I have a dataset called have with one entry with multiple variables that look like this:
message reference time qty price
x 101 35000 100 .
the above dataset changes every time in a loop where message can be ="A". If the message="X" then this means to remove 100 qty from the MASTER set where the reference number equals the reference number in the MASTER database. The price=. is because it is already in the MASTER database under reference=101. The MASTER database aggregates all the available orders at some price with quantity available. If in the next loop message="A" then the have dataset would look like this:
message reference time qty price
A 102 35010 150 500
then this mean to add a new reference number to the MASTER database. In other words, to append the line to the MASTER.
I have the following code in my loop to update the quantity in my MASTER database when there is a message X:
data b.master;
modify b.master have(where=(message="X")) updatemode=nomissingcheck;
by order_reference_number;
if _iorc_ = %sysrc(_SOK) then do;
replace;
end;
else if _iorc_ = %sysrc(_DSENMR) then do;
output;
_error_ = 0;
end;
else if _iorc_ = %sysrc(_DSEMTR) then do;
_error_ = 0;
end;
else if _iorc_ = %sysrc(_DSENOM) then do;
_error_ = 0;
end;
run;
I use the replace to update the quantity.
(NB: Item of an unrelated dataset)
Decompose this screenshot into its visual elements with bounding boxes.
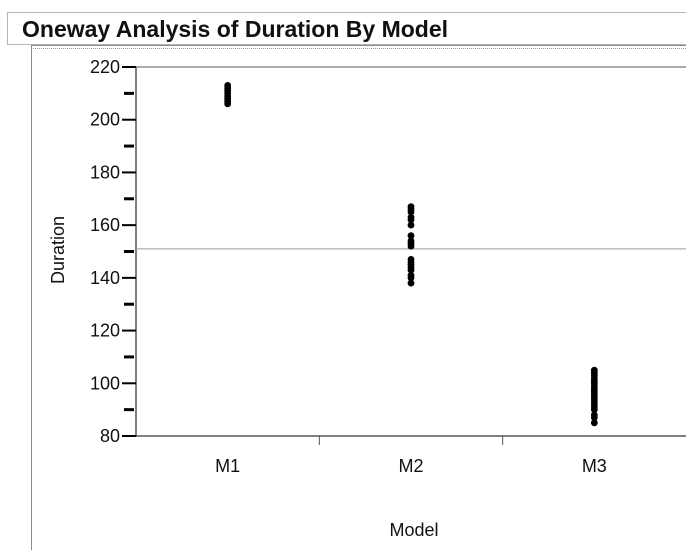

But since my entry for price=. when message is X, the above code sets the price='.' where reference=101 in the MASTER via the replace statement...which I don't want. Hence, I prefer to delete the price column is message=X in the have dataset. But I don't want to delete column price when message=A since I use this code
proc append base=MASTER data=have(where=(msg_type="A")) force;
run;
Hence, I have this code price to my Modify statement:
data have(drop=price_alt);
set have; if message="X" then do;
output;end;
else do; /*I WANT TO MAKE NO CHANGE*/
end;run;
but it doesn't do what I want. If the message is not equal X then I don't want to drop the column. If it is equal X, I want to drop the column. How can I adapt the code above to make it work?
Its a bit of a strange request to be honest, such that it raises questions about whether what you're doing is the best way of doing it. However, in the spirit of answering the question...
The answer by DomPazz gives the option of splitting the data into two possible sets, but if you want code down the line to always refer to a specific data set, this creates its own complications.
You also can't, in the one data step, tell SAS to output to the "same" data set where one instance has a column and one instance doesn't. So what you'd like, therefor, is for the code itself to be dynamic, so that the data step that exists is either one that does drop the column, or one that does not drop the column, depending on whether message=x. The answer to this, dynamic code, like many things in SAS, resolves to the creative use of macros. And it looks something like this:
/* Just making your input data set */
data have;
message='x';
time=35000;
qty=1000;
price=10.05;
price_alt=10.6;
run;
/* Writing the macro */
%macro solution;
%local id rc1 rc2;
%let id=%sysfunc(open(work.have));
%syscall set(id);
%let rc1=%sysfunc(fetchobs(&id, 1));
%let rc2=%sysfunc(close(&id));
%IF &message=x %THEN %DO;
data have(drop=price_alt);
set have;
run;
%END;
%ELSE %DO;
data have;
set have;
run;
%END;
%mend solution;
/* Running the macro */
%solution;
Try this:
data outX(drop=price_alt) outNoX;
set have;
if message = "X" then
output outX;
else
output outNoX;
run;
As #sasfrog says in the comments, a table either has a column or it does not. If you want to subset things where MESSAGE="X" then you can use something like this to create 2 data sets.